Asian stock markets rose sharply on Monday, extending the roughly 2% rebound seen on Wall Street last Friday. The S&P 500 index recouped most of earlier losses and ended the week roughly flat. In previous trading sessions, a wave of sell-offs in software stocks spread to tech giants, the private credit market, and even the corporate bond market. Investors fear that AI’s disruptive impact may be broader than expected, and those planning to spend hundreds of billions on AI infrastructure could find it difficult to deliver on lofty profit forecasts.
But contradictory signals in the market rebound highlight this anxiety. Despite the surge in the broader market, Amazon’s share price fell 5.6%, wiping out approximately $133 billion in market value after the company announced it will invest $200 billion in AI-related projects this year. Alphabet shares also dropped 2.5%. The four major hyperscale cloud providers are expected to spend around $650 billion in total this year.
The turmoil has prompted investors to reassess portfolio allocations. Some institutions plan to reduce exposure to tech stocks and shift toward industrials and materials. Weak economic data has further deepened market unease, and investors are preparing for more volatility.
Software Stock Sell-off Triggers Chain Reaction
The recent market shake-up stemmed from investor worries over AI’s disruption of the software industry. "AI does seem to be quite smart in programming," said David Kelly, Chief Global Strategist at J.P. Morgan Asset Management. "Companies will not abandon software embedded in all systems overnight. But as a long-term challenge, AI looks like a legitimate threat to the software sector."
According to Jefferies analysts, who recently briefed trading clients, hedge funds have long been reducing their exposure to software stocks. At its peak, the sell-off was "extreme" and "completely ignored price."
The ripple effects of this sell-off have anxious investors eager to determine where the next blow might land. Clark Bellin, Chief Investment Officer at Bellwether Wealth in Nebraska, said his firm plans to cut tech exposure and use those funds to buy stocks in industrials and materials. "It makes you worry what other areas are almost purely driven by speculation," Bellin said.
For some, last week’s sharp swings rekindled long-term worries about AI’s dominance in the stock market and broader economy. Investors have long feared that the eye-popping gains in AI stocks in recent years have made the rally overly reliant on a handful of tech giants, and that massive AI spending by some of the world’s largest companies masks broader weakness in the economy.

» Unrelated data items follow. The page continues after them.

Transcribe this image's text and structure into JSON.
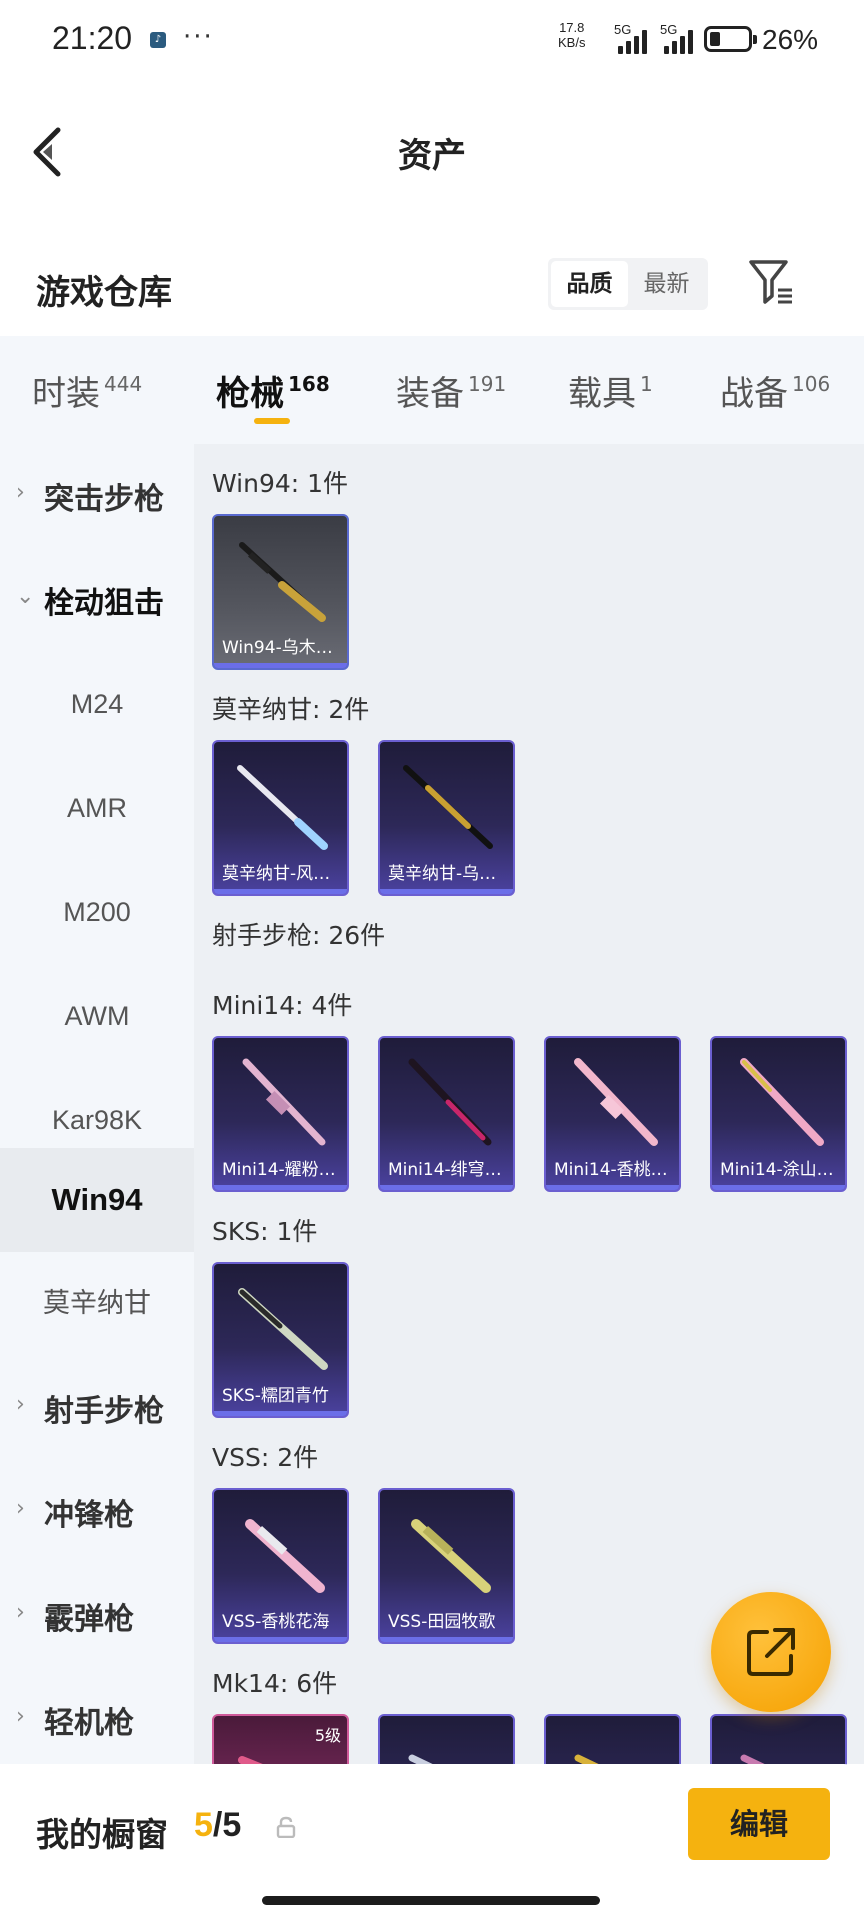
{
  "status_bar": {
    "time": "21:20",
    "speed_value": "17.8",
    "speed_unit": "KB/s",
    "signal1": "5G",
    "signal2": "5G",
    "battery_pct": "26%",
    "dots": "···"
  },
  "header": {
    "title": "资产",
    "back_icon": "chevron-left-icon"
  },
  "warehouse": {
    "title": "游戏仓库",
    "sort_options": [
      "品质",
      "最新"
    ],
    "sort_selected": "品质",
    "filter_icon": "filter-icon"
  },
  "tabs": [
    {
      "label": "时装",
      "count": "444"
    },
    {
      "label": "枪械",
      "count": "168",
      "active": true
    },
    {
      "label": "装备",
      "count": "191"
    },
    {
      "label": "载具",
      "count": "1"
    },
    {
      "label": "战备",
      "count": "106"
    }
  ],
  "sidebar": {
    "categories": [
      {
        "label": "突击步枪",
        "expanded": false
      },
      {
        "label": "栓动狙击",
        "expanded": true
      },
      {
        "label": "射手步枪",
        "expanded": false
      },
      {
        "label": "冲锋枪",
        "expanded": false
      },
      {
        "label": "霰弹枪",
        "expanded": false
      },
      {
        "label": "轻机枪",
        "expanded": false
      }
    ],
    "subitems": [
      "M24",
      "AMR",
      "M200",
      "AWM",
      "Kar98K",
      "Win94",
      "莫辛纳甘"
    ],
    "active_subitem": "Win94"
  },
  "content": {
    "groups": [
      {
        "title": "Win94: 1件",
        "items": [
          "Win94-乌木…"
        ]
      },
      {
        "title": "莫辛纳甘: 2件",
        "items": [
          "莫辛纳甘-风…",
          "莫辛纳甘-乌…"
        ]
      },
      {
        "title": "射手步枪: 26件"
      },
      {
        "title": "Mini14: 4件",
        "items": [
          "Mini14-耀粉…",
          "Mini14-绯穹…",
          "Mini14-香桃…",
          "Mini14-涂山…"
        ]
      },
      {
        "title": "SKS: 1件",
        "items": [
          "SKS-糯团青竹"
        ]
      },
      {
        "title": "VSS: 2件",
        "items": [
          "VSS-香桃花海",
          "VSS-田园牧歌"
        ]
      },
      {
        "title": "Mk14: 6件",
        "first_item_level": "5级"
      }
    ]
  },
  "fab": {
    "icon": "share-external-icon"
  },
  "bottom_bar": {
    "label": "我的橱窗",
    "current": "5",
    "separator": "/",
    "max": "5",
    "lock_icon": "lock-icon",
    "edit_label": "编辑"
  },
  "colors": {
    "accent": "#f5b20f",
    "card_border": "#6b5fd0",
    "sidebar_bg": "#f4f7fb",
    "content_bg": "#edf0f4"
  }
}
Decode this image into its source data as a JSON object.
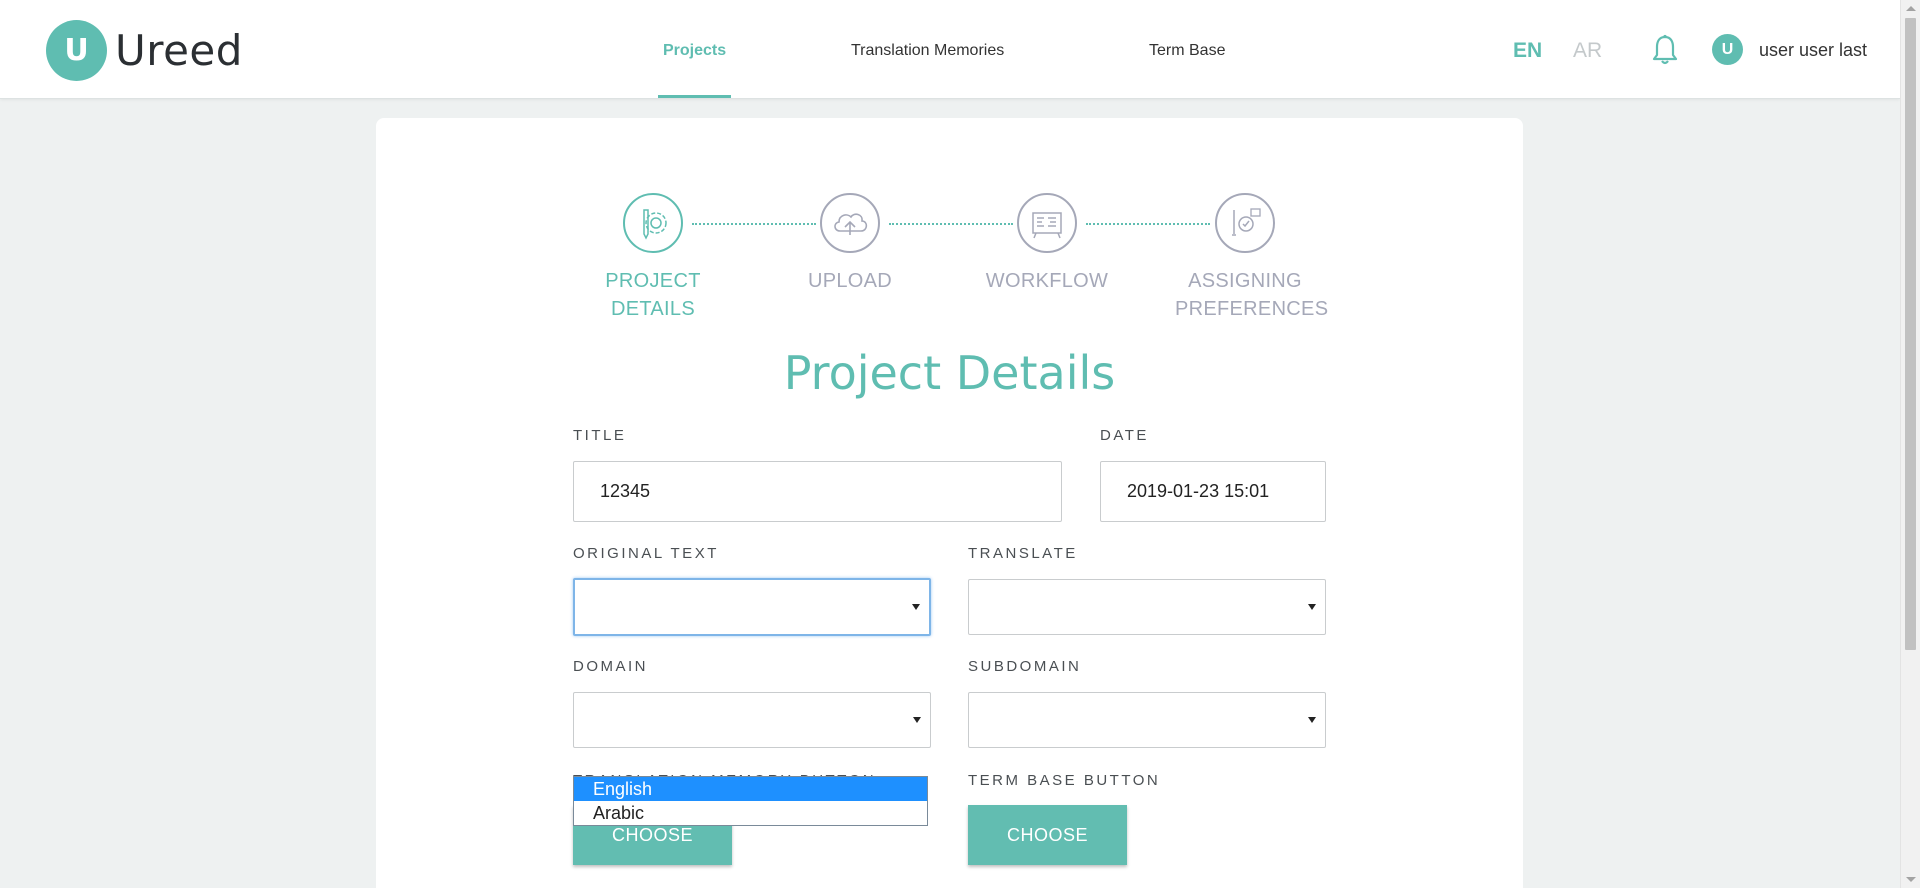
{
  "header": {
    "logo_text": "Ureed",
    "logo_mark": "U",
    "nav": [
      {
        "label": "Projects",
        "active": true
      },
      {
        "label": "Translation Memories",
        "active": false
      },
      {
        "label": "Term Base",
        "active": false
      }
    ],
    "lang_en": "EN",
    "lang_ar": "AR",
    "username": "user user last",
    "avatar_letter": "U"
  },
  "steps": [
    {
      "label": "PROJECT DETAILS",
      "icon": "gear-pencil-icon",
      "active": true
    },
    {
      "label": "UPLOAD",
      "icon": "cloud-upload-icon",
      "active": false
    },
    {
      "label": "WORKFLOW",
      "icon": "workflow-board-icon",
      "active": false
    },
    {
      "label": "ASSIGNING PREFERENCES",
      "icon": "preferences-icon",
      "active": false
    }
  ],
  "form": {
    "title": "Project Details",
    "title_label": "TITLE",
    "title_value": "12345",
    "date_label": "DATE",
    "date_value": "2019-01-23 15:01",
    "original_text_label": "ORIGINAL TEXT",
    "translate_label": "TRANSLATE",
    "domain_label": "DOMAIN",
    "subdomain_label": "SUBDOMAIN",
    "tm_button_label": "TRANSLATION MEMORY BUTTON",
    "tb_button_label": "TERM BASE BUTTON",
    "choose_label": "CHOOSE"
  },
  "dropdown": {
    "options": [
      {
        "label": "English",
        "selected": true
      },
      {
        "label": "Arabic",
        "selected": false
      }
    ]
  },
  "colors": {
    "accent": "#5fbdb1",
    "inactive": "#a5a8b8",
    "dropdown_highlight": "#1e90ff"
  }
}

Economic Data Adds to Concerns
Recent data offers little comfort. According to the Labor Department’s monthly report, US job vacancies fell by nearly 1 million last year. According to HR firm ADP, only 22,000 new private-sector jobs were added in January, less than half what analysts polled by the Wall Street Journal expected. The January jobs report was delayed by a brief government shutdown, making investor judgment on the economy even murkier.
"Economic data is fairly weak," Kelly said. "We have a C-grade economy supporting an A+ stock market, and I think that’s part of the problem."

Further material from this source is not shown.